Cina. Non è solo questione di Pil

di Francesco Giappichini

Il rallentamento dell’economia cinese non è descritto solo dall’insoddisfacente crescita del prodotto interno lordo (Pil). Sono rilevanti anche i modesti numeri dell’import-export, su cui pesano le tensioni geopolitiche, e i cupi dati che descrivono le dinamiche demografiche: per il secondo anno consecutivo la Cina ha perso abitanti. Il calo ha superato i due milioni, più del doppio rispetto al -850mila del ’22. Senza considerare il nebuloso “clima degli affari”, che molti analisti hanno toccato con mano al recente World economic forum (Wef) di Davos. E forse neppure tutto ciò è sufficiente, per avere il polso dell’economia del Dragone, del suo appannamento e della sua crisi.
Ormai i media internazionali si dilettano a sviscerare il nuovo “chinese dream”, il “sogno cinese”, così come reinterpretato dalle giovani generazioni colpite dalla disoccupazione. A questo proposito hanno destato interesse le parole dell’antropologo Xiang Biao, professore di Antropologia sociale presso l’Università di Oxford e direttore del Max Planck institute for social anthropology. A suo dire, è in atto una rivoluzione nelle menti della Generazione Z: “Per tutta la vita, i giovani sono stati condizionati dall’idea che se studi molto, alla fine del tuo duro impegno ti aspetteranno un lavoro e una vita dignitosa e ben pagata. Oggi vedono che questa promessa non viene più mantenuta”.
Andiamo però con ordine cominciando dal Pil, che nel ’23 è cresciuto solo del 5,2 per cento, e va detto che per il ’24 la Banca mondiale prevede un dato ancor più misero, pari al 4,5, mentre l’Accademia cinese delle scienze propende per un più incoraggiante 5,3. Si tratterebbe del tasso più modesto dai tempi del “massacro di piazza Tienanmen”, se non vi fosse stata la paralisi economica legata alla pandemia. Ciò sta lì a dimostrare che la revoca delle draconiane politiche “zero Covid” non ha saputo innescare la ripresa. E a poco sono servite le rassicurazioni del primo ministro Li Qiang, in carica da marzo ’23, nel corso dell’ultimo Forum economico mondiale. Questi ha rimarcato il raggiungimento dell’obiettivo preannunciato dalle autorità, che tuttavia era giudicato dagli osservatori molto modesto, se non altro perché il ’22 fu segnato da molteplici lockdown.
In molti puntano così il dito sull’aggravamento della crisi immobiliare, che mina la fiducia dei consumatori e trascina con sé altri comparti. Del resto il settore immobiliare contribuisce a circa il 30% del Pil, e al 20% dei posti di lavoro. Non solo: il 70% della ricchezza delle famiglie è rappresentata dalla casa, e si possono dunque ben comprendere gli effetti dei cali generalizzati delle quotazioni immobiliari.
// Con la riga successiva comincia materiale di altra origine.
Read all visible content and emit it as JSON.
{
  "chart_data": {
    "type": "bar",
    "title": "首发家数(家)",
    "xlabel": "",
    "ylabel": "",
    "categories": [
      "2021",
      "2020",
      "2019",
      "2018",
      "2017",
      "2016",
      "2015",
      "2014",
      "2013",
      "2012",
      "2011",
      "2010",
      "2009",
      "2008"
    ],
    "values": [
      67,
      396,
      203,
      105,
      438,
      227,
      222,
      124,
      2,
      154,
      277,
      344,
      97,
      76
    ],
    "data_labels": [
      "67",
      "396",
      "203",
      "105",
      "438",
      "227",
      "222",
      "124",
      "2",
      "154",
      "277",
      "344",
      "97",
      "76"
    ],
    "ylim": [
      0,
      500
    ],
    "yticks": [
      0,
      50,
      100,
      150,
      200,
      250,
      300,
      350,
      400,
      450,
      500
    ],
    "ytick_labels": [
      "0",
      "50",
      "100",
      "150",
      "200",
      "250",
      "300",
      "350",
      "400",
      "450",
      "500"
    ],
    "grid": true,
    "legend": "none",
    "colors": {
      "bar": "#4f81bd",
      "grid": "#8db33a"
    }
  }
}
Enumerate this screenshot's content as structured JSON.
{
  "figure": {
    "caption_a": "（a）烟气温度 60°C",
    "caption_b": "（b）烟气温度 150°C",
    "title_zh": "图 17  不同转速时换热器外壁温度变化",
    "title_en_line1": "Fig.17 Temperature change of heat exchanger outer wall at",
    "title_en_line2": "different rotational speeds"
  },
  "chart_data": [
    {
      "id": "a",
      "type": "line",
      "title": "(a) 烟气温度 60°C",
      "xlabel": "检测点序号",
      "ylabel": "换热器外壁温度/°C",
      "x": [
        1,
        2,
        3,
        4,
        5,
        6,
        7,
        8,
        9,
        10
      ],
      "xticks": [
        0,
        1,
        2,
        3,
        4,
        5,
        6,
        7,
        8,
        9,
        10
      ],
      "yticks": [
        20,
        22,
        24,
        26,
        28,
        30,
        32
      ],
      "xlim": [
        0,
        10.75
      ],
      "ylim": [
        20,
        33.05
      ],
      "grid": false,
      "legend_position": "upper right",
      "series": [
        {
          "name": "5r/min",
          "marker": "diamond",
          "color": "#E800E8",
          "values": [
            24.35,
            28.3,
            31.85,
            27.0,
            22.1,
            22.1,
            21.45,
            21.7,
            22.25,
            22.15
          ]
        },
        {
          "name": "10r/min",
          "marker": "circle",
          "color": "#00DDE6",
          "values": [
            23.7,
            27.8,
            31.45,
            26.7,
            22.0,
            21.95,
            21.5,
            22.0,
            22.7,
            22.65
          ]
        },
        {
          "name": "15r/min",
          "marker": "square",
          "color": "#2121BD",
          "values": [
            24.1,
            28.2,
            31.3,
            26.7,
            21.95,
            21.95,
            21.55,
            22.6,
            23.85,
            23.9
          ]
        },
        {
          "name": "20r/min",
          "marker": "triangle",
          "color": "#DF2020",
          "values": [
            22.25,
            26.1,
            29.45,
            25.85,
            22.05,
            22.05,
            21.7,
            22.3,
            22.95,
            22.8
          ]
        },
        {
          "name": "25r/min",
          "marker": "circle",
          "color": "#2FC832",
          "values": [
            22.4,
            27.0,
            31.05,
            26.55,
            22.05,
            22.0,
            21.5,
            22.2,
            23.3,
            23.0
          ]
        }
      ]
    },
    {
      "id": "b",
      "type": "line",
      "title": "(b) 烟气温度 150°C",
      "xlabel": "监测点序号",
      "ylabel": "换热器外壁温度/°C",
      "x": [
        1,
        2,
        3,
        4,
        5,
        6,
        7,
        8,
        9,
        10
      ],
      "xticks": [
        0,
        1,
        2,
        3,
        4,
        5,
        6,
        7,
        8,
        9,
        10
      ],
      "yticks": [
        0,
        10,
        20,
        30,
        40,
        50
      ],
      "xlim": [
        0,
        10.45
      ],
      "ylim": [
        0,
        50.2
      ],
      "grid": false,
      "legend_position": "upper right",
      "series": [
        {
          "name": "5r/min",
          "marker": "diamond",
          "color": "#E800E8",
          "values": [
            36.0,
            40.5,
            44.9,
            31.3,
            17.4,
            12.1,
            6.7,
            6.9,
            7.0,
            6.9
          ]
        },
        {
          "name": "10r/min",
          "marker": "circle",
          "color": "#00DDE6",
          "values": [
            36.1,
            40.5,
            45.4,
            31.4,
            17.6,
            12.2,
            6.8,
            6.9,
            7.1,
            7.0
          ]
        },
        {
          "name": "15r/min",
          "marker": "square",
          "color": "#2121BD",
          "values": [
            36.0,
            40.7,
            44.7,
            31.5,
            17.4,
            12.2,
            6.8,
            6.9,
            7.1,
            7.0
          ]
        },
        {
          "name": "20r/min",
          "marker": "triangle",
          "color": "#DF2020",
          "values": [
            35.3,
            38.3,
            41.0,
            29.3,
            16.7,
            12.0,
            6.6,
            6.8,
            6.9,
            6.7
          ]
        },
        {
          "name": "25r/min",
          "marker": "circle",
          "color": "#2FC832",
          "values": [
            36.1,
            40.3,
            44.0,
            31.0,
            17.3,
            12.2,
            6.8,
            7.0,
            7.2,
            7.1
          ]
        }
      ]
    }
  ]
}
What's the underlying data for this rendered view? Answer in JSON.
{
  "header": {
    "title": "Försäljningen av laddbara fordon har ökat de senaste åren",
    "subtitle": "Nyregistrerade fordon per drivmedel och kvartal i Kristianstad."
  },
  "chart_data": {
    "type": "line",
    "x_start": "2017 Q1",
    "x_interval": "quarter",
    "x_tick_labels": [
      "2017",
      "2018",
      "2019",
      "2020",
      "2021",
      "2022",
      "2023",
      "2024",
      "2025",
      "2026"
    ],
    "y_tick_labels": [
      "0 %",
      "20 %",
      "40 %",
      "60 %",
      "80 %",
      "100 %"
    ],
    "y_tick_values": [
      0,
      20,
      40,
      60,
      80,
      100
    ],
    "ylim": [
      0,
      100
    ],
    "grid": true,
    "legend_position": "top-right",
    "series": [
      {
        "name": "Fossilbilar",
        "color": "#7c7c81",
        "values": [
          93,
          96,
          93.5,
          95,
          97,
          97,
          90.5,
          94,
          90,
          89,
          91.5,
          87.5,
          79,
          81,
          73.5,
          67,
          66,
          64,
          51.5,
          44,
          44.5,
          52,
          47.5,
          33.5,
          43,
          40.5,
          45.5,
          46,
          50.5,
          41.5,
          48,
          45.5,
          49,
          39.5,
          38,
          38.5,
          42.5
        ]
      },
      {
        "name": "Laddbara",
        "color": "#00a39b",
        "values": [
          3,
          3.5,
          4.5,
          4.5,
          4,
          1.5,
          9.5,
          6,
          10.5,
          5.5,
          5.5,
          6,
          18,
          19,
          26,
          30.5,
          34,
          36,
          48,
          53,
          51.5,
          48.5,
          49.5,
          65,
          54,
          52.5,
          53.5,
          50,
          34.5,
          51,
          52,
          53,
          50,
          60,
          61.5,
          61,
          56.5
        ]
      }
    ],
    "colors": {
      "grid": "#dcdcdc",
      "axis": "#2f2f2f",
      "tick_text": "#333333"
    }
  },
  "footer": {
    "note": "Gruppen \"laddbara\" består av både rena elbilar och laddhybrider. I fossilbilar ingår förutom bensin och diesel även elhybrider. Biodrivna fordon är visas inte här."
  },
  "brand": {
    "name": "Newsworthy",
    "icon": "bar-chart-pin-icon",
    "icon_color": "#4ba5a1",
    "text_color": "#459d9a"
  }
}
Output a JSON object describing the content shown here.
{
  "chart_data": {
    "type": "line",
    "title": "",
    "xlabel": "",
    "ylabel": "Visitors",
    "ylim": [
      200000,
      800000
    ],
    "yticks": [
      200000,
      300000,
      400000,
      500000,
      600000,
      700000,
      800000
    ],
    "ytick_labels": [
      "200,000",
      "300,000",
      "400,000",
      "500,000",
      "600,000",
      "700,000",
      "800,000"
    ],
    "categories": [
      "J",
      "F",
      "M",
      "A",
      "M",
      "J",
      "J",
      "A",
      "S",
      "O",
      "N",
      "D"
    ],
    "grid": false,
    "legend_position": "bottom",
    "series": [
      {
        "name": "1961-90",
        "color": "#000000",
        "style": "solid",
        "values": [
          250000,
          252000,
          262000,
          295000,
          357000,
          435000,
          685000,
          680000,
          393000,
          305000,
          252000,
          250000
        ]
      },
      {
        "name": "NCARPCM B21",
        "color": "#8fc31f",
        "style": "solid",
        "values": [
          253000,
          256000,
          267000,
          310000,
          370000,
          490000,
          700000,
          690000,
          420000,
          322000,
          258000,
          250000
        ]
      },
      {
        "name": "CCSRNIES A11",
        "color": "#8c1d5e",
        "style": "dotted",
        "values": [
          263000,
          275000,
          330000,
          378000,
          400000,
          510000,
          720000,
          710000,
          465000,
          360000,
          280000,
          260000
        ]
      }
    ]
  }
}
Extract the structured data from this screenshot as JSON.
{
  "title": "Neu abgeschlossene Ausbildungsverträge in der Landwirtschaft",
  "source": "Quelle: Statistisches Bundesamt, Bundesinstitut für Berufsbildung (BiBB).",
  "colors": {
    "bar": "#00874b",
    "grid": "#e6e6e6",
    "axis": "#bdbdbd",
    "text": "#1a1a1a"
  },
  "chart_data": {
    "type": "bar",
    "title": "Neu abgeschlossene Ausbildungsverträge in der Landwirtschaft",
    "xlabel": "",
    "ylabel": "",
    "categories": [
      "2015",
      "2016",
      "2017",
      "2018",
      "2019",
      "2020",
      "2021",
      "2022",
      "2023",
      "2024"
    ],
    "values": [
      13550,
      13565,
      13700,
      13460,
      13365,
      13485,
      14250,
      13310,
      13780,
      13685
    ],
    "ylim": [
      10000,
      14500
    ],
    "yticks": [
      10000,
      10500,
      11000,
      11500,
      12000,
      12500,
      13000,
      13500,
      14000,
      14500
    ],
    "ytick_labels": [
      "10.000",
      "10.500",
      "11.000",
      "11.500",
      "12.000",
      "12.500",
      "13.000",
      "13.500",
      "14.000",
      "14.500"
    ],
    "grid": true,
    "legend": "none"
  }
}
A completare lo scenario, la debole crescita dei redditi, l’elevata disoccupazione (quella giovanile è a quota 14,9%), l’indebitamento di piccole banche, enti locali e imprese, incapaci così d’investire, e l’insufficiente produttività.
In sostanza le autorità centrali sono incapaci di trasformare il modello economico, in modo che riesca a poggiare essenzialmente sui consumi interni. La propensione al risparmio è infatti eccessiva, causa la sfiducia della popolazione, una protezione sociale insufficiente, e l’inconsistenza delle politiche a sostegno della domanda.
La situazione non è rosea neppure sul fronte delle esportazioni, una leva fondamentale per la crescita: si sono contratte nel ’23 del 4,6%, registrando il primo calo dal 2016. Le stesse importazioni sono diminuite del 5,5 per cento.